The equidistant zero-crossings of the impulse response occur at an interval of $Δt = 1 \ \rm ms$ .
From this it follows that the equivalent bandwidth is $Δf \rm \underline{ = 1 \ \rm kHz}$ .
If $K = 1$ was true, then $h(0) = Δf = 1000 \cdot \rm 1/s$ should hold.
Because of the given $h(0) = 500 \cdot{\rm 1/s} = Δf/2$ the direct signal (DC) transmission factor thus is $K = H(f = 0) \; \rm \underline{= 0.5}$ .

(2) This problem is most easily solved in the spectral domain.

For the output spectrum the following holds: $Y(f) = X(f)\cdot H(f) .$
$X(f)$ consists of two Dirac functions at $± f_0$ each with weight $A_x/2 =2 \hspace{0.08cm}\rm V$ .
For $f = f_0 = 1 \ {\rm kHz} > Δf/2$ , however $H(f) = 0$ holds, such that $Y(f) = 0$ and hence also $y(t) = 0$ ⇒ $\underline{y(t = 0) = 0}$ .

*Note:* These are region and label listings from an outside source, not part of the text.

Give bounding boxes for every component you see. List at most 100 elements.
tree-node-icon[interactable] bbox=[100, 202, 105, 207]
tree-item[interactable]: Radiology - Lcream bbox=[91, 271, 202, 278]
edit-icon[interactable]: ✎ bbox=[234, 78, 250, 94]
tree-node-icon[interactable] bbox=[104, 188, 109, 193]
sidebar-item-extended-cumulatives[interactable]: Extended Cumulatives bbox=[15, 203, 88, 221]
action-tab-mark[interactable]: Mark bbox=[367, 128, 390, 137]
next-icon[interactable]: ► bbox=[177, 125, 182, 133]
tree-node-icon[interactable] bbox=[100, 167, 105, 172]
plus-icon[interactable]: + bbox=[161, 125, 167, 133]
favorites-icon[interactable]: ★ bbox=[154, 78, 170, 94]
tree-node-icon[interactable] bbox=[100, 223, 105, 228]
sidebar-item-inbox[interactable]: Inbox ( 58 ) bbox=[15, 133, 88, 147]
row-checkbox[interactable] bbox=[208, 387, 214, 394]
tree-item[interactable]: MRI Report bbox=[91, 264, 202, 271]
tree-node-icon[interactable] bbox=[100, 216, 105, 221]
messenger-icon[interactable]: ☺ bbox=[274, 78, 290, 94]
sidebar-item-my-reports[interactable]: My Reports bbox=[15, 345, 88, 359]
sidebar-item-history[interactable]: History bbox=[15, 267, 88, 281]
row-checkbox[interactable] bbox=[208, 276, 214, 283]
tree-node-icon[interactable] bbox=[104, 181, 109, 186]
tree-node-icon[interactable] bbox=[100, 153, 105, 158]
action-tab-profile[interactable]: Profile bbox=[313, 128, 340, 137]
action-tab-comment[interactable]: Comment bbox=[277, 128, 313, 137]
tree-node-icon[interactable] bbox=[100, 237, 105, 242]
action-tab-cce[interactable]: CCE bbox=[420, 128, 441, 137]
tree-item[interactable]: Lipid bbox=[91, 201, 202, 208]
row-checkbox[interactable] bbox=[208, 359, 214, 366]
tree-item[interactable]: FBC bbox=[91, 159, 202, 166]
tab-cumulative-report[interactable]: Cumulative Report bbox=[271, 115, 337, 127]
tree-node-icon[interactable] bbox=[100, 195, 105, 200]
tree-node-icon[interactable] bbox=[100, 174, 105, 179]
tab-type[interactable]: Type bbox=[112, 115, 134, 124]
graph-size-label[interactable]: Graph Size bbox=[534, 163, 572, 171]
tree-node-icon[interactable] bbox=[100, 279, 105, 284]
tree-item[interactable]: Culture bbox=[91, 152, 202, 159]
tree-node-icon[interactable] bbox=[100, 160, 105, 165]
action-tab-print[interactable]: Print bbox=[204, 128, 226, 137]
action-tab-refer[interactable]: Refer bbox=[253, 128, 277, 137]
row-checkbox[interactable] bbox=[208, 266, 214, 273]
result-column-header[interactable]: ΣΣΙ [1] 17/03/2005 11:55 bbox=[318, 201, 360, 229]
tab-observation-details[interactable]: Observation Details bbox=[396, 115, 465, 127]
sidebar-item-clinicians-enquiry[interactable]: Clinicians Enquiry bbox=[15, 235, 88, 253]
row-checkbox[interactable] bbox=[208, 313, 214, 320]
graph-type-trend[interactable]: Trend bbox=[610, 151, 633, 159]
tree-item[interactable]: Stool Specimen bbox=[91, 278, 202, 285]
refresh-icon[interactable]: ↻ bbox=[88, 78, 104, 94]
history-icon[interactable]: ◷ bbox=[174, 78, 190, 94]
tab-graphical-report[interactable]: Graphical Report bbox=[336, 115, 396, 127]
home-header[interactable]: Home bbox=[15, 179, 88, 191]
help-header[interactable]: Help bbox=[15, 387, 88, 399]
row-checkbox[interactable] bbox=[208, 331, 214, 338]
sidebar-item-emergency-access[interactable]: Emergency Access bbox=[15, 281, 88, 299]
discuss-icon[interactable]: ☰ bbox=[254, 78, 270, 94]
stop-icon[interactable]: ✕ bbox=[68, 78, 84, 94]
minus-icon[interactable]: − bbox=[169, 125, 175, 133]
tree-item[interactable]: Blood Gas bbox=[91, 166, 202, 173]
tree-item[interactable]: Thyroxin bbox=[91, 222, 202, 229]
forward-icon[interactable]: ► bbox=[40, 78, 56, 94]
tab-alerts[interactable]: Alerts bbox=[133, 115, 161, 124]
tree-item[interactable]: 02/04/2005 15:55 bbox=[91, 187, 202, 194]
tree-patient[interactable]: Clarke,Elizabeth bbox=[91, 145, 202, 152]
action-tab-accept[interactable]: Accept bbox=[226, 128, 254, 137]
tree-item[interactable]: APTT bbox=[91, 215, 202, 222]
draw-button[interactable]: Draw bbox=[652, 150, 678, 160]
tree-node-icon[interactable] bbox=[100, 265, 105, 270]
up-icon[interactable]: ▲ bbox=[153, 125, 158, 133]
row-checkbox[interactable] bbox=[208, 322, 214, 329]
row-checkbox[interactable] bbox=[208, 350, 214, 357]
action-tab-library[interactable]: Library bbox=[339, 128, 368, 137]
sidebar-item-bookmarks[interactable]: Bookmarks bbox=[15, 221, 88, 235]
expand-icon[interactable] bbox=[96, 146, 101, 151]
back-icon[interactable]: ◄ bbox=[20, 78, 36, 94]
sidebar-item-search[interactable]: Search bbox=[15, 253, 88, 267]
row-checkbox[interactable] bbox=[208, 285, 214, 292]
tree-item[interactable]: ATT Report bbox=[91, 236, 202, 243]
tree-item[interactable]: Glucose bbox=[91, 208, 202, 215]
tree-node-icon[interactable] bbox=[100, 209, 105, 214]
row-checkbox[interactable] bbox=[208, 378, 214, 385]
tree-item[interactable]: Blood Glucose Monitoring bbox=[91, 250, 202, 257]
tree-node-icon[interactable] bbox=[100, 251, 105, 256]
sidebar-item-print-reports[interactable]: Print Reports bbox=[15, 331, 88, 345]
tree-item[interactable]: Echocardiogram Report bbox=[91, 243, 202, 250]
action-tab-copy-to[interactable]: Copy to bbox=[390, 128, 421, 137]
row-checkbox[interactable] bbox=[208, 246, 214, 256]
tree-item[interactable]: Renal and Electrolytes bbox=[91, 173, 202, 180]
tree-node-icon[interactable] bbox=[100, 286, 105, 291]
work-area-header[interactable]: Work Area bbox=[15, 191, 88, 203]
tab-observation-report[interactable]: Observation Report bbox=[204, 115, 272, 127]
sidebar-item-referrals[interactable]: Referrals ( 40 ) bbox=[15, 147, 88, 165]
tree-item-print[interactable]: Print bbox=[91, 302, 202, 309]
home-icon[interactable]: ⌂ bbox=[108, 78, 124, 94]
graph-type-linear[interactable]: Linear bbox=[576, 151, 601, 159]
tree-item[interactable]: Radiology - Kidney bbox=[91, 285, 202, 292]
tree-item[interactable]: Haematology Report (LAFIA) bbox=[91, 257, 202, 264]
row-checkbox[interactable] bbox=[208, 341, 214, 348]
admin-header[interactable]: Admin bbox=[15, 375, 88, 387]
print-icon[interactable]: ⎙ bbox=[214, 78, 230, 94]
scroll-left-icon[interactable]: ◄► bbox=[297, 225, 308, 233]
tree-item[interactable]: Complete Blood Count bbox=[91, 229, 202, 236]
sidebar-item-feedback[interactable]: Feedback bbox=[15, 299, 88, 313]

The solution in the time domain is based on convolution:

$y(t) = x (t) * h (t) = \int_{ - \infty }^{ + \infty } {h ( \tau )} \cdot x ( {t - \tau } ) \hspace{0.1cm}{\rm d}\tau.$

At time $t = 0$ the following is obtained considering the symmetry of the cosine function:

$y(t = 0 ) = \frac{A_x \cdot \Delta f}{2} \cdot \int_{ - \infty }^{ + \infty } {\rm si} ( \pi \cdot \Delta f \cdot \tau ) \cdot {\rm cos}(2\pi \cdot f_0 \cdot \tau ) \hspace{0.1cm}{\rm d}\tau.$

With the substitution $u = π · Δf · τ$ , this can also be formulated as follows:

$y(t = 0 ) = \frac{A_x }{\pi} \cdot \int_{ 0 }^{ \infty } \frac{\sin(u) \cdot \cos(a \cdot u)}{u} \hspace{0.15cm}{\rm d}u .$

Here, the constant is $a = 2f_0/Δf = 2$ . With this value, the given integral yields zero: $y(t = 0 ) = {A_y } = 0.$

(3) The frequency response has the value $K = 0.5$ at $f = f_0 = 100 \ \rm Hz$ according to the calculations for subtask (1) . Therefore,

$A_y = A_x/2 = 2\ \rm V$ is obtained.

The same result is obtained by convolution according to the above equation.
For $a = 2f_0/Δf = 0.2$ the integral is equal to $π/2$ and one obtains

$y(t = 0 ) = {A_y } = \frac{A_x}{\pi} \cdot \frac{\pi}{2} = \frac{A_x}{2} \hspace{0.15cm}\underline{= 2\,{\rm V}}.$

(4) The transition from the band-pass to the band-stop is exactly at $f = 0.5 \ \rm kHz$ and for this singular location the following holds:

$H(f = f_0) = K/2.$

Thus, the amplitude of the output signal is only half as large as calculated in subtask (3) , namely $A_y \; \underline{= 1 \, \rm V}$ .
The same result is obtained with $a = 2f_0/Δf = 1$ by convolution.